REPUBLIKA.CO.ID, JAKARTA -- Anggota Fraksi Partai Demokrat, Gede Pasek Suardika menilai dalam konteks revisi Undang-Undang Anggaran Pendapatan dan Belanja Negara (APBN), domainnya berasal dari pemerintah.
Oleh sebab itu, Pasek menilai tidak mungkin ada postur APBNP tandingan termasuk dari Partai Demokrasi Indonesia (PDI) Perjuangan dan Partai Keadilan Sejahtera (PKS). "Ini berbeda dengan UU di luar APBNP sehingga tidak memadai," ujar Pasek.
Menurut Pasek, sudah selayaknya Rapat Paripurna DPR hari ini, Senin (17/6), segera mengambil keputusan. Seluruh keputusan tentu untuk kepentingan rakyat. "Tapi, perspektif mana yang diterima masyarakat," kata Pasek.
Anggota Fraksi Partai Demokrasi Indonesia Perjuangan Ario Bima mengatakan postur APBNP tandingan yang diajukan PDIP disebabkan adanya keinginan pemerintah menaikkan harga bahan bakar minyak (BBM) bersubsidi.

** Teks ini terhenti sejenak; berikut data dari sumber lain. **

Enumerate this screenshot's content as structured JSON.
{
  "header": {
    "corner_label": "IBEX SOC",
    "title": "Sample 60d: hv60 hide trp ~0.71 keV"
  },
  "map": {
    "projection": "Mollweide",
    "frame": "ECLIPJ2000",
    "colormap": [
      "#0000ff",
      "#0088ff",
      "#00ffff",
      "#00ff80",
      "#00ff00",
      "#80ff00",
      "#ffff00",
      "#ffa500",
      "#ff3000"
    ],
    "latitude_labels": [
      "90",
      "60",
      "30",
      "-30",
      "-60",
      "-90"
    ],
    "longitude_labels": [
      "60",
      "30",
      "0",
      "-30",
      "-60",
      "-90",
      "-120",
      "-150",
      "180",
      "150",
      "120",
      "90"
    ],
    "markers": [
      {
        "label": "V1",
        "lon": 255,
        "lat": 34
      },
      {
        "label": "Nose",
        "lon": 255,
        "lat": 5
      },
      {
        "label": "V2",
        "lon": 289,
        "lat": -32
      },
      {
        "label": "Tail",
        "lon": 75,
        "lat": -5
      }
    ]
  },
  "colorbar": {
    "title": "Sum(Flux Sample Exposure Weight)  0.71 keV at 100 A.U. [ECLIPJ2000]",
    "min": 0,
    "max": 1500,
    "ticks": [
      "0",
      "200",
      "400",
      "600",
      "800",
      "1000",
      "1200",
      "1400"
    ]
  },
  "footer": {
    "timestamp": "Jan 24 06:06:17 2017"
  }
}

Ario menilai terdapat konstruksi pemikiran yang salah dari klaim pemerintah. Pemerintah menyebut 80 persen yang menikmati subsidi BBM adalah orang mampu. "Saya katakan tidak benar," kata Ario.

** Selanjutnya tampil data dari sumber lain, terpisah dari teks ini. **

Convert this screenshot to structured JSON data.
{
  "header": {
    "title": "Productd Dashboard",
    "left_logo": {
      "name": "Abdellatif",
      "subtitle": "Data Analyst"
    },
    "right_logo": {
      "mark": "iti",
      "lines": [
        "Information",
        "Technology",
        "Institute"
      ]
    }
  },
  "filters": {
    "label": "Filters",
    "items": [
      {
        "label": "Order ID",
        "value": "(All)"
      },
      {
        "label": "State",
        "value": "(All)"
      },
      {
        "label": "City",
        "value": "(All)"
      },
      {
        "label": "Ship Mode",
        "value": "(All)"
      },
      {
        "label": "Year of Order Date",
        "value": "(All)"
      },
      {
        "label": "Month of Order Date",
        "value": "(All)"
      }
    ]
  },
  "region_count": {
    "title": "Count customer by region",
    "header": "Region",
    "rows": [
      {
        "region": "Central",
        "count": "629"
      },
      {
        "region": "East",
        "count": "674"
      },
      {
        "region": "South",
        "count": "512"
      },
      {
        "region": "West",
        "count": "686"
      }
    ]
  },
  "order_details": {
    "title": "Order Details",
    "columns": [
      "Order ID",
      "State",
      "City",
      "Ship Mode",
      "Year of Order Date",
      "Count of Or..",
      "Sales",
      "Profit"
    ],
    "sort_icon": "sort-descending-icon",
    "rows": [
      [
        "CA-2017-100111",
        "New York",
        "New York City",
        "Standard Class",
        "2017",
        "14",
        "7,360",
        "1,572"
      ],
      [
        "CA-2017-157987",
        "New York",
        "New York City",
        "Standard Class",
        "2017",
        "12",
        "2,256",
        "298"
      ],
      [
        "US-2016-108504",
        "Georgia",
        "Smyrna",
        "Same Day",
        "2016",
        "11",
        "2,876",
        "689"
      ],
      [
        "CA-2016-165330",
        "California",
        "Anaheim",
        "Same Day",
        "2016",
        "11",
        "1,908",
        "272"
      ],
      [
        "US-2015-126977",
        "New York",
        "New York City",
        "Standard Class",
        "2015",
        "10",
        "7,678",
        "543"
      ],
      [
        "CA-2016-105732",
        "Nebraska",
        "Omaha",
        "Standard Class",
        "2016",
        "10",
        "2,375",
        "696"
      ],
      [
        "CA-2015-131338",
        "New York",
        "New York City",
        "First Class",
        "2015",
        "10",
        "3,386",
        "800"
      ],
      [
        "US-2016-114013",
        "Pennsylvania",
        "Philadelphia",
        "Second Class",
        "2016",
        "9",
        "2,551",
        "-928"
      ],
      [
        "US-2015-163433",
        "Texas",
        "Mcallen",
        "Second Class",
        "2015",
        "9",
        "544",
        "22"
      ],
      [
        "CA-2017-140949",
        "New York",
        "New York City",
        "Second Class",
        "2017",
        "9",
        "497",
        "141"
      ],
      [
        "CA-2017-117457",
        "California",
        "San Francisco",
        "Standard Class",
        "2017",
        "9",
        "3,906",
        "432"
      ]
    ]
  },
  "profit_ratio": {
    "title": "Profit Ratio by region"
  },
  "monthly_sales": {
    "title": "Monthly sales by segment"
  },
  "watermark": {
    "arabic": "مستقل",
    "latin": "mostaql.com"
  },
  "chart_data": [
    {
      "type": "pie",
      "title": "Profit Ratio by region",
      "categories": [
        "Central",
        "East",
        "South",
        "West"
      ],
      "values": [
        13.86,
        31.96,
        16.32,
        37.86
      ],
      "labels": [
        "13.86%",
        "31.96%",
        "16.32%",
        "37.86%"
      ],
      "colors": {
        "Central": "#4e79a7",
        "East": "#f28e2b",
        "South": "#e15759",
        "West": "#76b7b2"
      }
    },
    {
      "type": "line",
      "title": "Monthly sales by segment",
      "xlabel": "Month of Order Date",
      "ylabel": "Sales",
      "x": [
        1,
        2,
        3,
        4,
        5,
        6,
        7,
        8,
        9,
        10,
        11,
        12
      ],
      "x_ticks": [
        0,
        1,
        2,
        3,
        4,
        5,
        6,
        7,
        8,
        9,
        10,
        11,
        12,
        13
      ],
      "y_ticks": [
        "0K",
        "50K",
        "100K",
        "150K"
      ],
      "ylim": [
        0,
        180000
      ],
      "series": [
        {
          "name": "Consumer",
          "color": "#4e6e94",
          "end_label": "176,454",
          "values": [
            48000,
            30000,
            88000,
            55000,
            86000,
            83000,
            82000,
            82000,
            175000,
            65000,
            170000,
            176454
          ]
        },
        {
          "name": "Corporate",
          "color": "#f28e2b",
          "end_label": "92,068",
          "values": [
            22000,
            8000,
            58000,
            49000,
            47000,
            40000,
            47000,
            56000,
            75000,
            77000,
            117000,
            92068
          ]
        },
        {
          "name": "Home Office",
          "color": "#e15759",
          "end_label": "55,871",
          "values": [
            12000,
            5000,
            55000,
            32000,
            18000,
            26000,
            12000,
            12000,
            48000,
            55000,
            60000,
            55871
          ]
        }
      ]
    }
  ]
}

Menurut Ario, sebagian besar pengguna BBM subsidi adalah rakyat kecil yang menggunakan sepeda motor sebesar 40 persen. "Itu fakta data dari BPS," ujar Ario.
Lebih lanjut, Ario mengatakan kenaikan harga BBM subsidi tak bisa dilepaskan dari mindset liberalisasi ekonomi. Dengan demikian, BBM adalah hak rakyat untuk menggunakannya sehingga tak dapat dianggap sebagai beban anggaran.
"Ini sangat bertentangan dengan konstitusi. PDIP tidak asal menolak tapi memberikan alternatif," katanya menegaskan.